AlphaPen
Optical character recognition (OCR) system
The project at a glance
AlphaPen and CATIE worked together to develop an intelligent system capable of automatically transcribing handwritten text.
This system, based on advanced artificial intelligence techniques, had to meet a dual challenge: ensuring high accuracy in handwriting recognition, while remaining lightweight enough to run locally on low-power devices such as smartphones or laptops.
The goal was to make this technology accessible to a broad audience, without requiring server resources or an internet connection.
Achievements
- First handwritten OCR model in the French language, a notable breakthrough in a field still underdeveloped for this language.
- Deployment of a functional prototype of the complete pipeline, combining OCR and automatic text correction.
- Significant improvement in the readability and accuracy of the final text output produced by the system.

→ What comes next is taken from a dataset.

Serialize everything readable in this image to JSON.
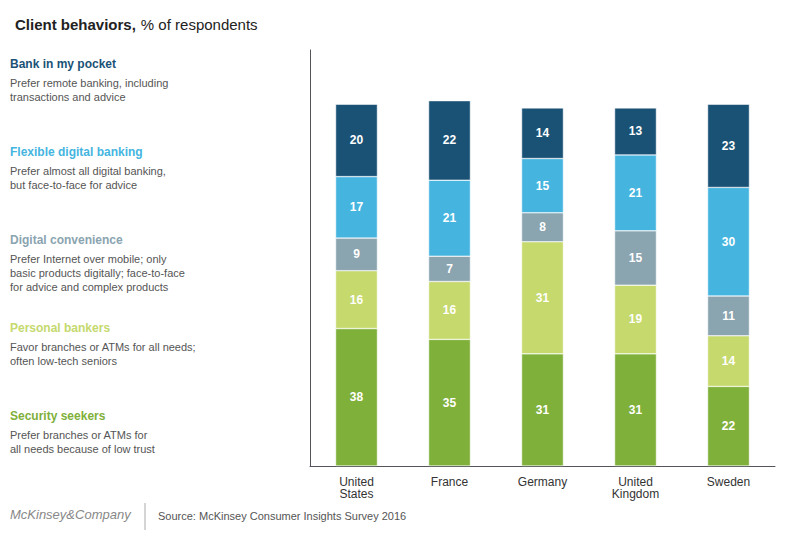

- Development of a lightweight, locally deployable version, suitable for offline use on mobile devices or computers.
CATIE contribution
-
Development of a generative handwritten image model, used to augment training datasets and improve the robustness of the recognition system.
-
Creation and specialization of an OCR (Optical Character Recognition) model, specifically trained for the automatic extraction of handwritten text in the French language.
-
Design of a linguistic post-processing module capable of correcting detected errors in the extracted text (spelling mistakes, missing punctuation, syntactic inconsistencies, etc.).
-
Optimization of the developed models by reducing their size and accelerating their execution, to ensure smooth integration on mobile or embedded devices without compromising transcription quality.